16 junho 2007

Tempos de suspeição

Algo se passa neste país, um adensamento da atmosfera, um acinzentamento dos dias, um capacete de dúvidas e inquietações.

Tudo me espanta e tudo questiono.

O governo começou sob o signo da autoridade, que lhe vinha da maioria absoluta. Muito bem, assim se impunham as necessidades do momento. Sabia o que queria e para onde ia.

O problema é que nós não sabemos e desconfio que ele também já não sabe. Ou, o que é ainda mais assustador, nunca soube.

Entretemo-nos a intrigar, a delatar, a desmentir, a insinuar. Notícias contraditórias aparecem em alturas precisas – quem tem razão?

Não faço ideia se Fernando Charrua merecia ou não um processo.

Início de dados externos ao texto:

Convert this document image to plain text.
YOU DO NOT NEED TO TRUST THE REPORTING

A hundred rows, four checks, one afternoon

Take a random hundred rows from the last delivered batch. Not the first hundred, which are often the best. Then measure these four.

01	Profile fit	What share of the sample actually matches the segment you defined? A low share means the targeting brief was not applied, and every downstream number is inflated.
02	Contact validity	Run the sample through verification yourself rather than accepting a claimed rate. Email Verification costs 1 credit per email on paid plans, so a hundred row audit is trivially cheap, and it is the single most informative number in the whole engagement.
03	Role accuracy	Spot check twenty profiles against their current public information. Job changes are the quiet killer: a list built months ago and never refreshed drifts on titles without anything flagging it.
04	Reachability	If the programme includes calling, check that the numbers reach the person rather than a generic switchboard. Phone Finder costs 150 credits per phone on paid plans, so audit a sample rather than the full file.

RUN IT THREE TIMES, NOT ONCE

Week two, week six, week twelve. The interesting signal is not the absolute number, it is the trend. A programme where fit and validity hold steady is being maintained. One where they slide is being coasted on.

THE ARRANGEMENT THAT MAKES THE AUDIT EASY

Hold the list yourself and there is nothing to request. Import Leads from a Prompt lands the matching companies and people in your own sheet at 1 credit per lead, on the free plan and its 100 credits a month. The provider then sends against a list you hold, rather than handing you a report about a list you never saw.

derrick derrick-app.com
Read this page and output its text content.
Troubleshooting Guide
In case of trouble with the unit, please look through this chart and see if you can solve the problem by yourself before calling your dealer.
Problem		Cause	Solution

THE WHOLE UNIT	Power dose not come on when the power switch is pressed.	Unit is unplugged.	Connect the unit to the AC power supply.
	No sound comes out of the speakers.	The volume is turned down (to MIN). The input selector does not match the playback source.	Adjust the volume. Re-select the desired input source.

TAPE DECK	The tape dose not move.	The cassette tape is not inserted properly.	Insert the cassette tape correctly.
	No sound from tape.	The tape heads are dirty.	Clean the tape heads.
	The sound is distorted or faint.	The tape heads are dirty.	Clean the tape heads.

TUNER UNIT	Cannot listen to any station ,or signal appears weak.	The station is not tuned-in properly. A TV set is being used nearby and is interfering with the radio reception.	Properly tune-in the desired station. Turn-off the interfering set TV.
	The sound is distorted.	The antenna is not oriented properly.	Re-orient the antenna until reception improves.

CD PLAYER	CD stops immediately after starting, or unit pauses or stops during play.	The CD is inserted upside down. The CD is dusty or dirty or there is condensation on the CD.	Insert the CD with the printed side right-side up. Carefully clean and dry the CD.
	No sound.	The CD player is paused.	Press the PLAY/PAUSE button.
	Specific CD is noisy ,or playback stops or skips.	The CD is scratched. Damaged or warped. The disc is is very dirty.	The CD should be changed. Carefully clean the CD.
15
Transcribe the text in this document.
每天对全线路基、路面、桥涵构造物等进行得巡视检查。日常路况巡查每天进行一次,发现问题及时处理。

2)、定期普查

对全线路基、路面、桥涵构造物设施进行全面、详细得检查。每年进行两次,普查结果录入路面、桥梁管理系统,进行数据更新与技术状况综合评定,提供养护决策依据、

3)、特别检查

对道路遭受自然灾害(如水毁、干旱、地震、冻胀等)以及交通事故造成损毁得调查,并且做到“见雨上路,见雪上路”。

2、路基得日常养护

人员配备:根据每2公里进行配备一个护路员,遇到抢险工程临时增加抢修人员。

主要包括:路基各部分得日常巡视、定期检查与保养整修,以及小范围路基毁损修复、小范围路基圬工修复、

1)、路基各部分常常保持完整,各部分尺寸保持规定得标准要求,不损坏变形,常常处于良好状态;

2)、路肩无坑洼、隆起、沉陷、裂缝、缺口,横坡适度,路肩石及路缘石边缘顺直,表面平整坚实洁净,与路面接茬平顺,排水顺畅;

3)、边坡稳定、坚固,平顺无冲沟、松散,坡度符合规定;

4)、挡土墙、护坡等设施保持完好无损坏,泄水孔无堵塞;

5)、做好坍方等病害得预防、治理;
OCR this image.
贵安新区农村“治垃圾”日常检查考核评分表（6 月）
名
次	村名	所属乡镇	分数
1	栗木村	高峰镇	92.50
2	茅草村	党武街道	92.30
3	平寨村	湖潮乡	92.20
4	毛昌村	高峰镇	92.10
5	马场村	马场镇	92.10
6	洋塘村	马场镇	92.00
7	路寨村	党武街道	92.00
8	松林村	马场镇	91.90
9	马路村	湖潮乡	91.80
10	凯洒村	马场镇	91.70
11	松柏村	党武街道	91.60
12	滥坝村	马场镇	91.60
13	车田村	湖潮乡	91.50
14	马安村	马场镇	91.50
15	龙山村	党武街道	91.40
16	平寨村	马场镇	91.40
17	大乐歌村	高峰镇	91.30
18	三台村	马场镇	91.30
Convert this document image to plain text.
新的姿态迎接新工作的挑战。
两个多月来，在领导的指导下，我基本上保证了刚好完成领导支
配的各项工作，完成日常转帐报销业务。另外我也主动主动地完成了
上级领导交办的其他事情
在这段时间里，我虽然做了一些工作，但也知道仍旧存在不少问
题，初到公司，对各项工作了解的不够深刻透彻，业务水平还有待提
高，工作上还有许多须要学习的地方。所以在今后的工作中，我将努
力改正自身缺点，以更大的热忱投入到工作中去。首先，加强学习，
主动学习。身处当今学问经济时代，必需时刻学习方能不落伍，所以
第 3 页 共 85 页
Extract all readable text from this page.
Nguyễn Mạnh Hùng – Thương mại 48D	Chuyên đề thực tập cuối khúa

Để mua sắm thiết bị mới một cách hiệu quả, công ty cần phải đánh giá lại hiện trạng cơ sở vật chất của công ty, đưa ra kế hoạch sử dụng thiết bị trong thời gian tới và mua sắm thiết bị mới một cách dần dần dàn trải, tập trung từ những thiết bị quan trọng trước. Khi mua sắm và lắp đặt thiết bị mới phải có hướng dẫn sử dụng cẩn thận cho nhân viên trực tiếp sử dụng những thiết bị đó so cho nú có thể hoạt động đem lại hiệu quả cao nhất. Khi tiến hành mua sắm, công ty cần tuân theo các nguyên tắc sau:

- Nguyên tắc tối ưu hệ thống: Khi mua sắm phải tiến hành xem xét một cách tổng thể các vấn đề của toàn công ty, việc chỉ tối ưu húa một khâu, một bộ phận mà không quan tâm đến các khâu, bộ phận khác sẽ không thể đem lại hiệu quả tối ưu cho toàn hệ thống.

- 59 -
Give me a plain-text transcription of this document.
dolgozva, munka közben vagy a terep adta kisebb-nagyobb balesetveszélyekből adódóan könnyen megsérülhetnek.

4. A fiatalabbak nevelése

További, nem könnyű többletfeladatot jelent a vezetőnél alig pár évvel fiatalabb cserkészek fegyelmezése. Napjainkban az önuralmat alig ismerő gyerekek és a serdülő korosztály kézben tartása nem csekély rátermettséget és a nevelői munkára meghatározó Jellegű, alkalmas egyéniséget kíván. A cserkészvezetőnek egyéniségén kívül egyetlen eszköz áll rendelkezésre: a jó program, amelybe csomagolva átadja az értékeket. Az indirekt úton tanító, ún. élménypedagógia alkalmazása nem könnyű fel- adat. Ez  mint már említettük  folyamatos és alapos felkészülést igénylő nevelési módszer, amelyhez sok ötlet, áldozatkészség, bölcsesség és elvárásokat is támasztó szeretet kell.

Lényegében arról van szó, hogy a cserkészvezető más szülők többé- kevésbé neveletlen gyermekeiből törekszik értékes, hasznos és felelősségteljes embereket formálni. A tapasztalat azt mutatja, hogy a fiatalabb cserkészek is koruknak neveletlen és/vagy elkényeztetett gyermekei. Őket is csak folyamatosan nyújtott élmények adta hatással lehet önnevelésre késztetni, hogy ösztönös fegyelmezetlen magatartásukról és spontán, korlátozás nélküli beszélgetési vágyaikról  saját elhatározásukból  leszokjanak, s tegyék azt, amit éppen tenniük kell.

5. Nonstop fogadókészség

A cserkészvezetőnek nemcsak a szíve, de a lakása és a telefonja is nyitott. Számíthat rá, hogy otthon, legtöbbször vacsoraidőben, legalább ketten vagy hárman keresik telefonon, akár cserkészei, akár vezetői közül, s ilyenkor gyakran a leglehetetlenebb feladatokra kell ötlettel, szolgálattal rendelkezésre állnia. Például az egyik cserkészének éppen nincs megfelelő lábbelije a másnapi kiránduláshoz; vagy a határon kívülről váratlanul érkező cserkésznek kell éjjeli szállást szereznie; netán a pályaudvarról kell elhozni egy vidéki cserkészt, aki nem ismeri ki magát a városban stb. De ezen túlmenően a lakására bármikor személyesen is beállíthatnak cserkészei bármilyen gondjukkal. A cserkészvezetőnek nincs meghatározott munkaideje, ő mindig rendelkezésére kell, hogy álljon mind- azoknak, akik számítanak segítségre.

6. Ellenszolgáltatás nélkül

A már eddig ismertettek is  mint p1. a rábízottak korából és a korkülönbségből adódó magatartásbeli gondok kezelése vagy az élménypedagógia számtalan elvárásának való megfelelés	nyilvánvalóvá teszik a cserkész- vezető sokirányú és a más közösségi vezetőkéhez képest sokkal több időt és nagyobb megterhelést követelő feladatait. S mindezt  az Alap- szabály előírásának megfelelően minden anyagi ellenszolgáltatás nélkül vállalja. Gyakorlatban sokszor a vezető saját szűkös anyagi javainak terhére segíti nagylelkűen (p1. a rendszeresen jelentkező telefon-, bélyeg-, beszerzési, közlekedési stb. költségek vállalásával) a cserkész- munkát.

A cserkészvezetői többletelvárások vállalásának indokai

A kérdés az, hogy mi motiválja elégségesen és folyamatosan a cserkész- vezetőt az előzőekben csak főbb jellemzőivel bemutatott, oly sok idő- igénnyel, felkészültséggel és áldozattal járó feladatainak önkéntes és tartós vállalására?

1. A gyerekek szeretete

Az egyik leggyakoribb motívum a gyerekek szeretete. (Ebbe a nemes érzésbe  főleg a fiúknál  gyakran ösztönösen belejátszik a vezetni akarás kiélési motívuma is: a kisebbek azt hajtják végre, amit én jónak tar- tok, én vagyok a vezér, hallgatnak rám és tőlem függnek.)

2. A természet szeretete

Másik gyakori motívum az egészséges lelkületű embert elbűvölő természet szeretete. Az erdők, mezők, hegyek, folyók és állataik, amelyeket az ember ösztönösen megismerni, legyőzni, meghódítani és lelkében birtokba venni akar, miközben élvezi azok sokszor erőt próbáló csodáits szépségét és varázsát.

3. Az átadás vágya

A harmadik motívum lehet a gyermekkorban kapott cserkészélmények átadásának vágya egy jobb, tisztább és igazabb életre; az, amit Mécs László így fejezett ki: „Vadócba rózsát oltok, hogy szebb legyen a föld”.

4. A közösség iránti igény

Não sei se é competente ou não, se insultou quem, como ou porquê. Mas depois da entrevista que a directora da DREN deu ao DN fiquei absolutamente embasbacada pelos inacreditáveis meios e métodos de que se serviu a referida directora para ter conhecimento dos alegados insultos. E o que mais me impressionou foi o facto de a directora estar a falar a sério, pois este tipo de pessoas dá-se sempre muita importância.

Também não percebo nada do que se passou com a APM. Pois se eles faziam parte de um programa de actuação ministerial, como parceiros, não me parece normal fazer-se um comunicado a dizer o contrário do que o ministério diz. Se estavam tão em desacordo, primeiro demitiam-se e depois faziam o comunicado. Não se pode estar dentro e fora ao mesmo tempo. Mas a verdade é que a falta de respeito e consideração pelo parceiro APM foi mais que muita, pois haveria métodos menos radicais e melífluos de resolver o problema, evitando despedir a associação com um telefonema.

Então e o aeroporto? Afinal a Ota não era inevitável, o melhor do pior, etc? Então jamé na margem sul? Seis meses para quê? Para se empatar até tudo se esquecer? Ou a CIP e o Presidente falaram mais alto? E quem encomendou o estudo, foi Francisco Van Zeller ou a CIP? Quem pagou? Porquê só agora? E o ministro fica?

E o que vai acontecer depois do Tribunal Constitucional ter considerado inconstitucional (ao fim de um ano!) a repetição de exames de Física só para alguns alunos?

Então e os SAPs fecham e reabrem consoante fala o ministério ou os tribunais?

Mas o mais preocupante de tudo é a sensação de que existe uma escassíssima quantidade de pessoas que discutem tudo isto, totalmente desligada de uma enorme quantidade de pessoas que continua, impassível, triste e resignada, o seu dia a dia.

1 comentário:

  1. lino23:32

    Eu também não sei quem tem razão. Não votei na maioria (nunca votei na maioria), mas votei para a Assembleia da República e quem tem mais votos forma governo. Nunca fui chamado a votar para os Tribunais, seja o Constitucional, sejam os Administrativos, sejam os Comuns. Se Cavaco fosse governo já tinha dito há muito "deixem-nos governar". Com não é, vai assistindo com boca de bolo rei ao boicote que os tribunais fazem ao governo.